“Frank Lloyd Wright said, ‘TV is chewing gum for the eyes.’ What are your favourite shows to chew?”
First: This should be my last post on the subject of vision, at least under the prompts of NaBloPoMo (National Blog-Posting Month). Tomorrow, the Metropolitan of the Russian Orthodox Church Outside of Russia is visiting my parish, and I plan to be on hand for that. Readers who are Orthodox will know what a Hierarchical visit entails, and I fully expect to be gone all day. (And for anyone reading this blog who thinks, “Oh, goody, a chance to break in and steal stuff” – nice try. My husband isn’t Orthodox, hates driving in Massachusetts, and won’t be coming with me.)
Frank Lloyd Wright was, as all good architects should be, something of an artist. He appreciated that all media should have, as its goal, the ability to move a person onto another plane, to make one think beyond one’s usual pathways and parameters, to expand one’s experiences, even if only vicariously. For him to comment on television as “chewing gum for the eyes” strikes me as a profound statement, for after all, what is chewing gum? It’s nutritionally devoid. It’s worse for you than ice cream, which at least has some dairy content in it, in addition to all that sugar and fat. Chewing gum has nothing.
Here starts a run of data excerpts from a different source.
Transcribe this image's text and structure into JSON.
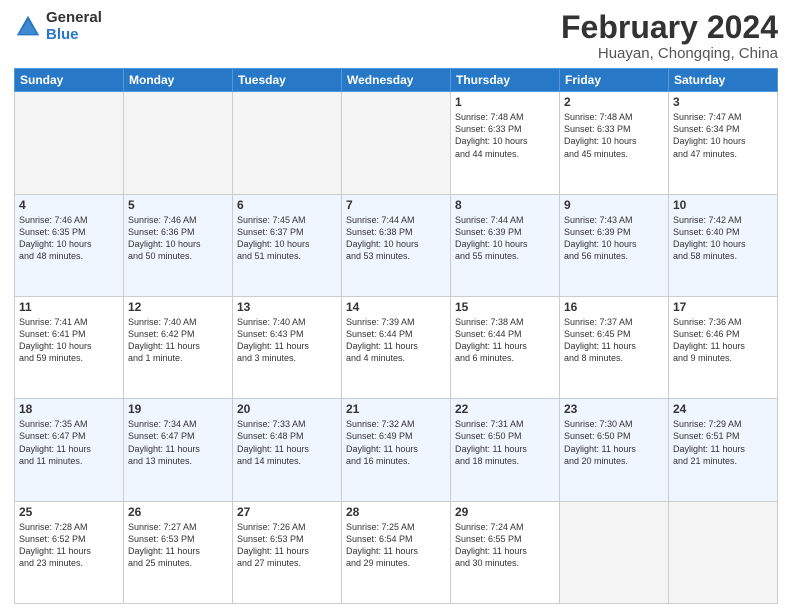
{
  "logo": {
    "general": "General",
    "blue": "Blue"
  },
  "title": "February 2024",
  "location": "Huayan, Chongqing, China",
  "weekdays": [
    "Sunday",
    "Monday",
    "Tuesday",
    "Wednesday",
    "Thursday",
    "Friday",
    "Saturday"
  ],
  "weeks": [
    [
      {
        "day": "",
        "info": "",
        "empty": true
      },
      {
        "day": "",
        "info": "",
        "empty": true
      },
      {
        "day": "",
        "info": "",
        "empty": true
      },
      {
        "day": "",
        "info": "",
        "empty": true
      },
      {
        "day": "1",
        "info": "Sunrise: 7:48 AM\nSunset: 6:33 PM\nDaylight: 10 hours\nand 44 minutes."
      },
      {
        "day": "2",
        "info": "Sunrise: 7:48 AM\nSunset: 6:33 PM\nDaylight: 10 hours\nand 45 minutes."
      },
      {
        "day": "3",
        "info": "Sunrise: 7:47 AM\nSunset: 6:34 PM\nDaylight: 10 hours\nand 47 minutes."
      }
    ],
    [
      {
        "day": "4",
        "info": "Sunrise: 7:46 AM\nSunset: 6:35 PM\nDaylight: 10 hours\nand 48 minutes."
      },
      {
        "day": "5",
        "info": "Sunrise: 7:46 AM\nSunset: 6:36 PM\nDaylight: 10 hours\nand 50 minutes."
      },
      {
        "day": "6",
        "info": "Sunrise: 7:45 AM\nSunset: 6:37 PM\nDaylight: 10 hours\nand 51 minutes."
      },
      {
        "day": "7",
        "info": "Sunrise: 7:44 AM\nSunset: 6:38 PM\nDaylight: 10 hours\nand 53 minutes."
      },
      {
        "day": "8",
        "info": "Sunrise: 7:44 AM\nSunset: 6:39 PM\nDaylight: 10 hours\nand 55 minutes."
      },
      {
        "day": "9",
        "info": "Sunrise: 7:43 AM\nSunset: 6:39 PM\nDaylight: 10 hours\nand 56 minutes."
      },
      {
        "day": "10",
        "info": "Sunrise: 7:42 AM\nSunset: 6:40 PM\nDaylight: 10 hours\nand 58 minutes."
      }
    ],
    [
      {
        "day": "11",
        "info": "Sunrise: 7:41 AM\nSunset: 6:41 PM\nDaylight: 10 hours\nand 59 minutes."
      },
      {
        "day": "12",
        "info": "Sunrise: 7:40 AM\nSunset: 6:42 PM\nDaylight: 11 hours\nand 1 minute."
      },
      {
        "day": "13",
        "info": "Sunrise: 7:40 AM\nSunset: 6:43 PM\nDaylight: 11 hours\nand 3 minutes."
      },
      {
        "day": "14",
        "info": "Sunrise: 7:39 AM\nSunset: 6:44 PM\nDaylight: 11 hours\nand 4 minutes."
      },
      {
        "day": "15",
        "info": "Sunrise: 7:38 AM\nSunset: 6:44 PM\nDaylight: 11 hours\nand 6 minutes."
      },
      {
        "day": "16",
        "info": "Sunrise: 7:37 AM\nSunset: 6:45 PM\nDaylight: 11 hours\nand 8 minutes."
      },
      {
        "day": "17",
        "info": "Sunrise: 7:36 AM\nSunset: 6:46 PM\nDaylight: 11 hours\nand 9 minutes."
      }
    ],
    [
      {
        "day": "18",
        "info": "Sunrise: 7:35 AM\nSunset: 6:47 PM\nDaylight: 11 hours\nand 11 minutes."
      },
      {
        "day": "19",
        "info": "Sunrise: 7:34 AM\nSunset: 6:47 PM\nDaylight: 11 hours\nand 13 minutes."
      },
      {
        "day": "20",
        "info": "Sunrise: 7:33 AM\nSunset: 6:48 PM\nDaylight: 11 hours\nand 14 minutes."
      },
      {
        "day": "21",
        "info": "Sunrise: 7:32 AM\nSunset: 6:49 PM\nDaylight: 11 hours\nand 16 minutes."
      },
      {
        "day": "22",
        "info": "Sunrise: 7:31 AM\nSunset: 6:50 PM\nDaylight: 11 hours\nand 18 minutes."
      },
      {
        "day": "23",
        "info": "Sunrise: 7:30 AM\nSunset: 6:50 PM\nDaylight: 11 hours\nand 20 minutes."
      },
      {
        "day": "24",
        "info": "Sunrise: 7:29 AM\nSunset: 6:51 PM\nDaylight: 11 hours\nand 21 minutes."
      }
    ],
    [
      {
        "day": "25",
        "info": "Sunrise: 7:28 AM\nSunset: 6:52 PM\nDaylight: 11 hours\nand 23 minutes."
      },
      {
        "day": "26",
        "info": "Sunrise: 7:27 AM\nSunset: 6:53 PM\nDaylight: 11 hours\nand 25 minutes."
      },
      {
        "day": "27",
        "info": "Sunrise: 7:26 AM\nSunset: 6:53 PM\nDaylight: 11 hours\nand 27 minutes."
      },
      {
        "day": "28",
        "info": "Sunrise: 7:25 AM\nSunset: 6:54 PM\nDaylight: 11 hours\nand 29 minutes."
      },
      {
        "day": "29",
        "info": "Sunrise: 7:24 AM\nSunset: 6:55 PM\nDaylight: 11 hours\nand 30 minutes."
      },
      {
        "day": "",
        "info": "",
        "empty": true
      },
      {
        "day": "",
        "info": "",
        "empty": true
      }
    ]
  ]
}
I guess it stimulates salivary glands, since I see people chewing it everywhere nowadays – I think the last time I had a piece of chewing gum, I was thirteen years old – but I know that when I see people chewing mindlessly, I don’t think much of whatever is going on in their heads.
And the same with television. It doesn’t have a lot going for it, especially nowadays, especially in the USA. That said, there’s really only one show I will only give up during Lent: NCIS. I got into it because I once worked for someone who had been an investigator with the old Naval Investigation Service (now Naval Criminal Investigation Service). I’m well aware that the television show bears very little resemblance to the job my old boss did, and not just because of all the high-tech gadgetry; it’s television, it’s supposed to be escapist and unrealistic.
But there are a number of cultural gags that I just can’t resist. Primary among them is the “family” aspect. The show is billed as being like “one big dysfunctional family,” and that about describes my family, too. Abby is my little sister to the life (except for being a goth). McGee is just like the oldest of my younger brothers, and Tony is definitely my nosy middle brother (the now-retired Treasury agent, so at least his bratty nosiness did serve a useful purpose n his life). (In case you’re reading this, Donald, that was a compliment.) Jimmy Palmer, the assistant medical examiner, is a lot like my youngest brother, who also has a very weird sense of humor, and to whom I owe my use of the word “distructions” as a cross between “directions” and “instructions.” Ziva is me. Definitely.
One of the other, really funny, aspects of this show is the generation gap. Every once in so often, they’ll run a show where the electricity goes out in the building, and all the high-tech gadgetry fails. The young people will start talking about “where will we find a dinosaur to figure out how to do this” – and up pops their boss, who not only knows how to get the job done, but also how to operate the ancient equipment that people of my generation always used. And in his ability to pop up seemingly out of nowhere, especially just as a young staff member makes a rude observation about him, Gibbs is just like everyone’s dad or mom, with the eyes in the back of his head. Ducky, the medical examiner, is like a kindly old grandfather with an endless well of stories, all delivered in an inimitable bumbling-old-Scot style – but his job expertise is unparalleled, and his knowledge of and comments on the dark recesses of the human mind, which result in the necessity for his job, are trenchant.
I miss that kind of family, all arguing with each other endlessly, tormenting one another with truly stupid gags, but all pulling together to get the work done. And caring about one another – that comes through very clearly, episode after episode. When one has a crisis, all the rest rally around him. When one is in danger, all the rest go all out to rescue her. Last season ended darkly, with the destruction of NCIS headquarters, and this season, the office “mascot,” Abby, is having trouble getting back to her usual upbeat self – I was reminded of the trauma so many of us felt around 9/11, and I wonder if this season will be a way of exploring that and helping people to find ways to slot it into perspective, so that we never forget – but can still go on with living.
So for me, this show has depth and perspective, definitely not chewing-gum material. It feeds a part of me that would otherwise go neglected, the point in time where my brothers and sister and all our cousins lived within a few blocks of one another, the part where we were Together.
There are other shows I watch – All Creatures Great and Small, primarily, Mystery! occasionally, and I do wish that the British television series around the Miss Read books would be imported, as that would be nourishing in a different way. But to get back to my Roots – NCIS, every time.